According to the researchers, there’s considerable evidence that hospital-specific factors play a role in predicting patient risk.

“Despite substantial efforts to prevent CDI and to institute early treatment upon diagnosis, rates of infection to increase,” co-senior author of the study, Erica Shenoy, MD, PhD, MGH Division of Infectious Diseases, assistant professor, Harvard Medical School, said in a statement. “We need better tools to identify the highest risk patients so that we can target both prevention and treatment interventions to reduce further transmission and improve patient outcomes.”

In the paper, researchers presented a generalizable machine-learning approach to using the structured data in an EHR to build a CDI risk-stratification model tailored to a specific facility.

The approach separated facility-specific risk-stratification models for CDI using EHR data collected during the regular course of patient care at 2 different hospitals.

“We report on the successful application of this approach to different patient populations, different facilities and different EHRs, and we show that it can be used to produce models that predict CDI several days in advance of clinical diagnosis,” study authors wrote. “The approach can be used at other institutions to create facility-specific predictive models that could be utilized prospectively to provide daily, automated, risk prediction for CDI, to target both clinical and infection prevention interventions more effectively.”

The study cohort included EHR data from 191,014 adult admissions to UM and 65,718 adult admissions to MGH. Researchers extracted patient demographics, admission details, patient history and daily hospitalization details that resulted in 4836 features from patients at UM and 1837 from patients at MGH.

Utilizing the test data, the models achieved area under the receiver operating characteristics curve (AUROC) values of 0.82 (95% confidence interval [CI], 0.80—0.84) and 0.75 (95% CI, 0.73–0.78) respectively.

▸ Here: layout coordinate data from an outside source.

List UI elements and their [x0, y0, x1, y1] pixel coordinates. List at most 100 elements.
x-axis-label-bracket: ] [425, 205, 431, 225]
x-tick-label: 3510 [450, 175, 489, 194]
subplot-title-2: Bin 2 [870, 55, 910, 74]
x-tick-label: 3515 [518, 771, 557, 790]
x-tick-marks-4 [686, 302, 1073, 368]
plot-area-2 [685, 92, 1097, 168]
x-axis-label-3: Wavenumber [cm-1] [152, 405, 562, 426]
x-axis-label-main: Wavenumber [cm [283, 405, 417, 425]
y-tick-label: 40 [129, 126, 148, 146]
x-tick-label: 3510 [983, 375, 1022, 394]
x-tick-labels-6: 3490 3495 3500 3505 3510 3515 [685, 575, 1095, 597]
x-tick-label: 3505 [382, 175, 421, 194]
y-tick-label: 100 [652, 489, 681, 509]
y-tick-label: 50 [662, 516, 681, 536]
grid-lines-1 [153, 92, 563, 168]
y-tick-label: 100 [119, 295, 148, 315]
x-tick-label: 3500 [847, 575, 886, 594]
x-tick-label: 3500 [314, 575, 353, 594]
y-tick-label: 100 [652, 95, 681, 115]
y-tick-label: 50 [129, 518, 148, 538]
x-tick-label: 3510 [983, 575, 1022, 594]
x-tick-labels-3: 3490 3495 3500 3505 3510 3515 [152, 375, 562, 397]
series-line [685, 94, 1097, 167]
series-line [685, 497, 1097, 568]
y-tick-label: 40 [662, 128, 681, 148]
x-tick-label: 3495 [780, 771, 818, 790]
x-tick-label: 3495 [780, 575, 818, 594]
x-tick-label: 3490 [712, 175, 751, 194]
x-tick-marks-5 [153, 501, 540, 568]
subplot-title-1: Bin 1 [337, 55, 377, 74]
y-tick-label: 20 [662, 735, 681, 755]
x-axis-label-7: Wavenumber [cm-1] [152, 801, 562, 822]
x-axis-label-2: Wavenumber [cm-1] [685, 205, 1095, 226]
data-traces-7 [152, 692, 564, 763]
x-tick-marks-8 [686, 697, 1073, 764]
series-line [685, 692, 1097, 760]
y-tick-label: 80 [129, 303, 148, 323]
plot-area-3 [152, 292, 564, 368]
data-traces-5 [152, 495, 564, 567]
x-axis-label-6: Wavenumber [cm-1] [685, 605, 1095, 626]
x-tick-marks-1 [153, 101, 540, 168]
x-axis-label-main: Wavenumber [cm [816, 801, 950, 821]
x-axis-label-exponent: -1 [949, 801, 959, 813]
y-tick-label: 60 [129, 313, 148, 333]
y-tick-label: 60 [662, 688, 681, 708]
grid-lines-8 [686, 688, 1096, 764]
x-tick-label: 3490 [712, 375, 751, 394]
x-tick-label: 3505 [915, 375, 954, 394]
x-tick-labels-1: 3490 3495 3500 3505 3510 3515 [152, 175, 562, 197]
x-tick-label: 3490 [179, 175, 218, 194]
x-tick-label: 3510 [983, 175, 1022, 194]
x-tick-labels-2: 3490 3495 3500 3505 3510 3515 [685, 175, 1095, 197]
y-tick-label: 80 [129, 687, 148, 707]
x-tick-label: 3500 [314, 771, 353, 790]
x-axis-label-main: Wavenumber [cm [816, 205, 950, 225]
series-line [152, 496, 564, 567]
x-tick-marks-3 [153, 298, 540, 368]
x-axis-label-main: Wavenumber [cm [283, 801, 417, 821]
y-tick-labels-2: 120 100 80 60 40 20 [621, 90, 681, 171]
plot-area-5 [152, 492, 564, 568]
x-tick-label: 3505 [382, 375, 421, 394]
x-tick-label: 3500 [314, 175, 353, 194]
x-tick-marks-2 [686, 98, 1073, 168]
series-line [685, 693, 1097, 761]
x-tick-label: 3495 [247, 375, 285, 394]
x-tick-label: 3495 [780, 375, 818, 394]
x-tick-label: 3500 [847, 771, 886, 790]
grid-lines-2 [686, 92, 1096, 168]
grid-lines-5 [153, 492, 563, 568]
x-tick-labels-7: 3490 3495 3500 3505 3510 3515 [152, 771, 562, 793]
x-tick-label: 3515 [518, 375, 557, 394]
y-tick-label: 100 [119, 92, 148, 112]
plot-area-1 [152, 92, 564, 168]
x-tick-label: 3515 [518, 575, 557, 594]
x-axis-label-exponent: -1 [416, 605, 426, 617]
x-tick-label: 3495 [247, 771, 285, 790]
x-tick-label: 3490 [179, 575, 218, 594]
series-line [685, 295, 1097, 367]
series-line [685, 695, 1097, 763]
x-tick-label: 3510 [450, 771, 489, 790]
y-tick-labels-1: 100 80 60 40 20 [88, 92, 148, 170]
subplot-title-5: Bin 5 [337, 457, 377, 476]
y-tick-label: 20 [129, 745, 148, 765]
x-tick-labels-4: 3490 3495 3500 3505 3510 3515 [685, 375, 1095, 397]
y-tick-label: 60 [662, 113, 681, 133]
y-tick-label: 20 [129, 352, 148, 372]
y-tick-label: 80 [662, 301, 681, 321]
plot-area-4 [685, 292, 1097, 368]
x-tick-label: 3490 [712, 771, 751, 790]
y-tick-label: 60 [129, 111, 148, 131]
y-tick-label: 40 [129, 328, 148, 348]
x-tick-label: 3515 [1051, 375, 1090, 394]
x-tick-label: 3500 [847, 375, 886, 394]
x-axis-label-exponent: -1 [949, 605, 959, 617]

There were some similarities in the predictive factors between the 2 models, but many top factors differed.

Overall, the models were highly successful at predicting patients that would ultimately be diagnosed with the infection.

According to the study, in half of those infected, accurate predictions could have been made at least 5 days before diagnostic samples were collected, which would allow the highest-risk patients to be the focus of targeted antimicrobial interventions.

If validated in prospective studies, the risk prediction score may guide early screening for infection.

For those diagnosed earlier in course of the disease, initiation of treatment could limit the severity of the illness, and patients with a confirmed infection could be isolated and contact precautions instituted to prevent transmission to other patients.

The ability to identify those patients at greatest risk allows clinicians to focus prevention methods on those who would gain maximum benefit.

Shenoy adds that facilities exploring the application of similar algorithms to their own institutions will need to assemble the appropriate local subject-matter experts and validate the performance of the models in their own institutions.

The study, "A Generalizable, Data-Driven Approach to Predict Daily Risk of Clostridium difficile Infection at Two Large Academic Health Centers" was published in Infection Control and Hospital Epidemiology.